Q16: Find the bounds of the 95% CI.
The quantile() function finds quantiles. It’s vectorized over the parameter probs, so you can find multiple quantiles at once
restoration_ci <- quantile(boot_diff_prop$diff_prop, c(0.025, 0.975))
restoration_ci 2.5% 97.5%
-0.05020833 0.34166667
Q17: Update your visual from Q15 to include the observed test statistic with a solid line and the confidence interval represented with dotted lines.

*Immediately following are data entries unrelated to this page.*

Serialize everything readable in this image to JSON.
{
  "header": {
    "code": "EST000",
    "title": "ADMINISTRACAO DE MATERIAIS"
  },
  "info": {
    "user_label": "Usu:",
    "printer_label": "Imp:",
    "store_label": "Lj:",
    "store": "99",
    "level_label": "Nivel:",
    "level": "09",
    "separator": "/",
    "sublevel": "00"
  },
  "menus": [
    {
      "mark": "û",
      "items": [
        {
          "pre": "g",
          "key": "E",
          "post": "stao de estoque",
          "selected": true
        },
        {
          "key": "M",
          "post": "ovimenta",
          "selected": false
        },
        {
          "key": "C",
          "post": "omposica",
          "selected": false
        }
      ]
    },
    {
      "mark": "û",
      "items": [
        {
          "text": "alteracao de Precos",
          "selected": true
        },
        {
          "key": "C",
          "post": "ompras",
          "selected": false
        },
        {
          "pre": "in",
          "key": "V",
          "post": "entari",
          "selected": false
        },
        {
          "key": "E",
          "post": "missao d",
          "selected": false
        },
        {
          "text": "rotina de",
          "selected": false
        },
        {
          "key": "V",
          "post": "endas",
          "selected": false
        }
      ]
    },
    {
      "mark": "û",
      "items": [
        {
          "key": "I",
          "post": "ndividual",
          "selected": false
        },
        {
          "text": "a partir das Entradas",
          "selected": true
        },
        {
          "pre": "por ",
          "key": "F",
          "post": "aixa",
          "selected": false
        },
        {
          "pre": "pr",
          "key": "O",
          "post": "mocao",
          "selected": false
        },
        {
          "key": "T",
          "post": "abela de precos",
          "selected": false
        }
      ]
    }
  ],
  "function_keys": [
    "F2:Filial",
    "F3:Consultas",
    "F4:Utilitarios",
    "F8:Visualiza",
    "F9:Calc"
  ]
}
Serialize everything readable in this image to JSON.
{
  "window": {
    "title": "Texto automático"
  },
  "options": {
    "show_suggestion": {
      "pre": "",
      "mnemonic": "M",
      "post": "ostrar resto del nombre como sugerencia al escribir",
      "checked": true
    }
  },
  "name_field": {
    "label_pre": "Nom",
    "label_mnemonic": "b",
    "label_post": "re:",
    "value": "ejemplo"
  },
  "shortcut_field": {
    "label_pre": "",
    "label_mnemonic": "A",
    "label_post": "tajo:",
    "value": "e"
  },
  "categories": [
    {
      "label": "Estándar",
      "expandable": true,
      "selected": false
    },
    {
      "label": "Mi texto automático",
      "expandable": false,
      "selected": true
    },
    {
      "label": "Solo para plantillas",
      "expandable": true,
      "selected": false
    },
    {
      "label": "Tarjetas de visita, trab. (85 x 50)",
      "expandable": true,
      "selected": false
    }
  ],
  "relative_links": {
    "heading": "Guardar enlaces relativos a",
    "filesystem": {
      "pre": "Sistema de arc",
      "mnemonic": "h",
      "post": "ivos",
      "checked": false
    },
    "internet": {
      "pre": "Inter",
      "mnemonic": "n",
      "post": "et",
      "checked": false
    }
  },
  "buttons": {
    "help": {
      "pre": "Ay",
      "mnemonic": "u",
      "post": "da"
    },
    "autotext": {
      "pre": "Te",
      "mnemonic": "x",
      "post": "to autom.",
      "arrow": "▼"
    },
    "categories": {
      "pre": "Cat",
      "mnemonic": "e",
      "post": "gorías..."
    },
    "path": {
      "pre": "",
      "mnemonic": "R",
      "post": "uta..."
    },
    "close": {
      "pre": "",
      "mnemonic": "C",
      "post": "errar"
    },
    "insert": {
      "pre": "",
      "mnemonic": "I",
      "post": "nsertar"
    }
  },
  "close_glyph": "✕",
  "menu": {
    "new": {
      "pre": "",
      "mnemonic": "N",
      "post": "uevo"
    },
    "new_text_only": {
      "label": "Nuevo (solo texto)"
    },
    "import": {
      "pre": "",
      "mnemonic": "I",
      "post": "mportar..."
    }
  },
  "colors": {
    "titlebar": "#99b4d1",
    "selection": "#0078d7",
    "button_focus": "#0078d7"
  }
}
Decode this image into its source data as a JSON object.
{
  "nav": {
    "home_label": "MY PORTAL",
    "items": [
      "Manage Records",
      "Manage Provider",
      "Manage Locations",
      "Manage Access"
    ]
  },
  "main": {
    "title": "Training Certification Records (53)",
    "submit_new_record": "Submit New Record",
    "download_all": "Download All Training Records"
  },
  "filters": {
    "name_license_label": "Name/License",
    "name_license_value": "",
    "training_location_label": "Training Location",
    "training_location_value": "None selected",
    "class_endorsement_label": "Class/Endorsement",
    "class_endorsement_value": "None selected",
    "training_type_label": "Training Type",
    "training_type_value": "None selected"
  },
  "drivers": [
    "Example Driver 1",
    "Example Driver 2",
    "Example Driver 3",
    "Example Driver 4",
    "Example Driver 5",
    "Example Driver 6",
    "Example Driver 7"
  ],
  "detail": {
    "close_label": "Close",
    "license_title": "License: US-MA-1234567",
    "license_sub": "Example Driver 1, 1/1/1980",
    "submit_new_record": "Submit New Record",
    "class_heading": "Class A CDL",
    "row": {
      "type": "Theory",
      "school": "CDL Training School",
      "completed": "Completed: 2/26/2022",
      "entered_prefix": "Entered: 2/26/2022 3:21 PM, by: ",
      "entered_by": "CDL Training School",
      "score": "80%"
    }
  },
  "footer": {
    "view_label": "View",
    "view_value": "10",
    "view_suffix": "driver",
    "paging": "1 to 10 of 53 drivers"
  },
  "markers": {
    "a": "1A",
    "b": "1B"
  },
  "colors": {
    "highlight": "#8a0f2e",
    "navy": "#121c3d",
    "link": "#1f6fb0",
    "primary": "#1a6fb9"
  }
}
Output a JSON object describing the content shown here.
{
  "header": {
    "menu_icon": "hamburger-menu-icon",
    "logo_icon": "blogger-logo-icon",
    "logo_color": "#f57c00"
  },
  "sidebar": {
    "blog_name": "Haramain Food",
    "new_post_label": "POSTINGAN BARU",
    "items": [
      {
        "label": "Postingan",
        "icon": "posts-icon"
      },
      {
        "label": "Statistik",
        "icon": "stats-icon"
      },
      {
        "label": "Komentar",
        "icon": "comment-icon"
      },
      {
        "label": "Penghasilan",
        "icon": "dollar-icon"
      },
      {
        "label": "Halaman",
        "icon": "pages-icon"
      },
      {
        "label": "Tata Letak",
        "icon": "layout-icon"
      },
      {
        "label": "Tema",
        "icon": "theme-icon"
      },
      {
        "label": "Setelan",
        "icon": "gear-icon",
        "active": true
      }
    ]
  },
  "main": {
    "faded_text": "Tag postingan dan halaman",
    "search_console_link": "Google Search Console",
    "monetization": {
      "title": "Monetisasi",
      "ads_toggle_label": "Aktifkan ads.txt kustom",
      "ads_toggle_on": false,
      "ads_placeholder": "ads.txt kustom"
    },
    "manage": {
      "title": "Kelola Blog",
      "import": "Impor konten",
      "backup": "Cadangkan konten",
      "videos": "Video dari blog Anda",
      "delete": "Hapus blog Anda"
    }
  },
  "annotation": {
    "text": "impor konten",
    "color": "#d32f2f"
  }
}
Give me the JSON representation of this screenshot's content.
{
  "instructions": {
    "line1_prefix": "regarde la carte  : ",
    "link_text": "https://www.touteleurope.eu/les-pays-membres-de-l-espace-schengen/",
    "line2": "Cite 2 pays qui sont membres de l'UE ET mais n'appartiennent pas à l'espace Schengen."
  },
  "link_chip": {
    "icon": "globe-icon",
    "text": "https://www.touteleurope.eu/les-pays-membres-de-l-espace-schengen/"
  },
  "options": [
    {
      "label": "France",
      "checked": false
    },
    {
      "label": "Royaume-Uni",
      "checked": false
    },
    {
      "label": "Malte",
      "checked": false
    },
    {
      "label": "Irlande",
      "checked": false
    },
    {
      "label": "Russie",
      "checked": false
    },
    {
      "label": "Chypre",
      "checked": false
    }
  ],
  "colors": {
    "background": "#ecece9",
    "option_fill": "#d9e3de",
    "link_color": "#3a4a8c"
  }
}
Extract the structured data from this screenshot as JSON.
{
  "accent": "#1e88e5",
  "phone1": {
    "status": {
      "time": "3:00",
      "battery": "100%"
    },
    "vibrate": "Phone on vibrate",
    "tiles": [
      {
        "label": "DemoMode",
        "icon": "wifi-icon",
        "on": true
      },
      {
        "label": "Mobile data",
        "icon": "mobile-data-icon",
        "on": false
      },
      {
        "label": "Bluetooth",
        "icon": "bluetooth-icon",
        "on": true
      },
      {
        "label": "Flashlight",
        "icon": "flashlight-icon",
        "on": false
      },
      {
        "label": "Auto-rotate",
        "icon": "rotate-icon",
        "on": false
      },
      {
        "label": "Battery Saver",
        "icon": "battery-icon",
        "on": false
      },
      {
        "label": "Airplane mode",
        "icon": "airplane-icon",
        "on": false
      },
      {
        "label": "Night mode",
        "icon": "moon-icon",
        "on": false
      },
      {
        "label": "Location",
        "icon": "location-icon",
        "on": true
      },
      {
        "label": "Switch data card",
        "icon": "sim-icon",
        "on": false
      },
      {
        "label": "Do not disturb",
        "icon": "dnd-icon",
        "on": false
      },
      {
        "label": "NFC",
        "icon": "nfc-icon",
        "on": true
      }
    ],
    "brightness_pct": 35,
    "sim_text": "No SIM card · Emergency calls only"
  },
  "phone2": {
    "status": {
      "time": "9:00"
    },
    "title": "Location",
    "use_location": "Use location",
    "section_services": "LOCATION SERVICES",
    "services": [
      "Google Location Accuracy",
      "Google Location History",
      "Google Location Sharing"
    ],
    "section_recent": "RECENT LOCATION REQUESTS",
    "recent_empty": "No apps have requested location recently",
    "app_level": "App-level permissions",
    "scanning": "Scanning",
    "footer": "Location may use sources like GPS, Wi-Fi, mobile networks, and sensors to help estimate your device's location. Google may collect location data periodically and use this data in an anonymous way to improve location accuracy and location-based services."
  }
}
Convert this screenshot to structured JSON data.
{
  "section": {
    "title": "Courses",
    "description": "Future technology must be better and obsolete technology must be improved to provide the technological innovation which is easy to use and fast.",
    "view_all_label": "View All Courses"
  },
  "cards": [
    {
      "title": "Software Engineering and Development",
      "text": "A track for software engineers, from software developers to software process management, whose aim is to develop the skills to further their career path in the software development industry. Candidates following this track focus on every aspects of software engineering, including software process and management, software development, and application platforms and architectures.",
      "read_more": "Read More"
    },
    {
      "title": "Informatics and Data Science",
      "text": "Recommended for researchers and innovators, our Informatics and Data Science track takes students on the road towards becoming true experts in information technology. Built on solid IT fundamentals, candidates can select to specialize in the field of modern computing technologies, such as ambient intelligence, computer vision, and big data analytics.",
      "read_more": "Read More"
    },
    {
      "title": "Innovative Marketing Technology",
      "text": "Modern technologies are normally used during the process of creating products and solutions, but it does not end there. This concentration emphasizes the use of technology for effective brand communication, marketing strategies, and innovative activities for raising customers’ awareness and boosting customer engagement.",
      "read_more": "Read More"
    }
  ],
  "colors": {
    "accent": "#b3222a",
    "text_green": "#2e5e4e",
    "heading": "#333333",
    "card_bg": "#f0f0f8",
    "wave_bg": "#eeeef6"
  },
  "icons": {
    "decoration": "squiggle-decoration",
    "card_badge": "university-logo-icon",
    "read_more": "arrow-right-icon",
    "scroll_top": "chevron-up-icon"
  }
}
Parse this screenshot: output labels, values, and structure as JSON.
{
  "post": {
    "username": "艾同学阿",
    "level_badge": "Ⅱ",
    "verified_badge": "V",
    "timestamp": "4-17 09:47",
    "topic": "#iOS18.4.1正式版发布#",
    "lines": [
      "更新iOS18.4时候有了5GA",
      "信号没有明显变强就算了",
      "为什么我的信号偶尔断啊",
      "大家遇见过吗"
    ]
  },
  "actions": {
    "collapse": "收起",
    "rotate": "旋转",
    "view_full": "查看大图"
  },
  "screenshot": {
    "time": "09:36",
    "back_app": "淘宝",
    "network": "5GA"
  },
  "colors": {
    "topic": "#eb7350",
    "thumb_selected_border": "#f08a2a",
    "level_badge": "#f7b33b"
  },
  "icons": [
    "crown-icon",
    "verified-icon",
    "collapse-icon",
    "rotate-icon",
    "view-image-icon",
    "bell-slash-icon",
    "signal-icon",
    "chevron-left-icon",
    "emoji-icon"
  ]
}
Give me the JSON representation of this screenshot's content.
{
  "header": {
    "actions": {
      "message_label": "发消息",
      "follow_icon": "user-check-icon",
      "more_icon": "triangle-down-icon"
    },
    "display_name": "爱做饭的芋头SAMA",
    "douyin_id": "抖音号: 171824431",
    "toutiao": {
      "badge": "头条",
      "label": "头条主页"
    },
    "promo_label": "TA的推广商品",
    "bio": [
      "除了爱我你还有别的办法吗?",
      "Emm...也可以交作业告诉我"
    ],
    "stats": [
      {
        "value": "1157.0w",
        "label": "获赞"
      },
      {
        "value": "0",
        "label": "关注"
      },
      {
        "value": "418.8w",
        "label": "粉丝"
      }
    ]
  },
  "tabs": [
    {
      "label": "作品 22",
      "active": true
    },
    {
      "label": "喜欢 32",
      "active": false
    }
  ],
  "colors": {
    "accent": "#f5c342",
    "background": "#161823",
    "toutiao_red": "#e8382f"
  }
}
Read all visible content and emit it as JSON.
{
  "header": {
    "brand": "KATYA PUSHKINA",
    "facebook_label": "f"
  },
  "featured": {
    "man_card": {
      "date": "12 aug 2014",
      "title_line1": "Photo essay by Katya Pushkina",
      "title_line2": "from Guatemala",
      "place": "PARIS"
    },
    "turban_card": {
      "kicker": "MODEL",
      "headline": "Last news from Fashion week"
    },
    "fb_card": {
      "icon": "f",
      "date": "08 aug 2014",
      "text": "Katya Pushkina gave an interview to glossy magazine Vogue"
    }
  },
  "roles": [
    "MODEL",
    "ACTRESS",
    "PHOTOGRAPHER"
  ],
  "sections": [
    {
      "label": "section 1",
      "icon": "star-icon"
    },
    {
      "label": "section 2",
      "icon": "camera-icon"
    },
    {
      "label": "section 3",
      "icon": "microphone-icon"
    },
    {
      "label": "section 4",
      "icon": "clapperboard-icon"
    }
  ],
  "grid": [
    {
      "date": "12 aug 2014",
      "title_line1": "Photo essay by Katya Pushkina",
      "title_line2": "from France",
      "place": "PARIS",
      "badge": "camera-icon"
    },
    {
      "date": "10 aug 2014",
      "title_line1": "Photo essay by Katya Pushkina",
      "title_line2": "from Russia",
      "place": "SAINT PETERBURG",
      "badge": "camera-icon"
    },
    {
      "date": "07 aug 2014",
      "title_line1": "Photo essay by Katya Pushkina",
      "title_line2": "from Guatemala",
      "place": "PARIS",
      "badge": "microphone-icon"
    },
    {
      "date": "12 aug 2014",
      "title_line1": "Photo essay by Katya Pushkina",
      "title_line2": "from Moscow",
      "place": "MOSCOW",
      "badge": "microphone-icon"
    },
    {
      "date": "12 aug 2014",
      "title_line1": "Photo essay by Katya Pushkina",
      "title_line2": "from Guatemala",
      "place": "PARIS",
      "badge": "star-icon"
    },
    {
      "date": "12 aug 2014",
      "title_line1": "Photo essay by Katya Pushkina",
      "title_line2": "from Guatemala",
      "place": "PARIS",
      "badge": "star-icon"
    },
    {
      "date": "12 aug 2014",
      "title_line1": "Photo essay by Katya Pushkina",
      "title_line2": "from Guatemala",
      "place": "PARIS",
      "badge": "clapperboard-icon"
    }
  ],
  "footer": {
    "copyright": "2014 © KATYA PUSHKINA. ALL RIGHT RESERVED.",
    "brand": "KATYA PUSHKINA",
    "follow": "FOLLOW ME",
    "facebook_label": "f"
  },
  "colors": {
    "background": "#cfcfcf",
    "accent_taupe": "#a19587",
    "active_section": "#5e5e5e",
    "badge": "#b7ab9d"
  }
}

ggplot(boot_diff_prop, aes(diff_prop)) +
geom_histogram() +
geom_vline(xintercept = diff_props,
color = "firebrick",
linewidth = 1.5) +
geom_vline(xintercept = restoration_ci,
color = "firebrick",
linetype = "dotted",
linewidth = 1.5)`stat_bin()` using `bins = 30`. Pick better value `binwidth`.

Permutation vs bootstrap
The visualization you created for Q7 shows the null distribution of the test statistic. The visualization you created for Q17 shows the bootstrapped distribution of the test statistic.
Q18: What did you do to make the null distribution center on zero? Specifically, what code?
Broke the association between treatment and outcome. Sampled treatment without replacement.
Q19: What did you do to make the bootstrap distribution center on the observed test statistic? Specifically, what code?
Retained the association between treatment and outcome. Grouped by treatment, then sampled with replacement.
Q20: What would happen to your bootstrap distribution if you sampled without replacement?
Sampling without replacement is just shuffling. Since we sampled within treatments, the bootstrap samples would always match the observed sample. So there would be no variation in the bootstrap distribution of the test statistic.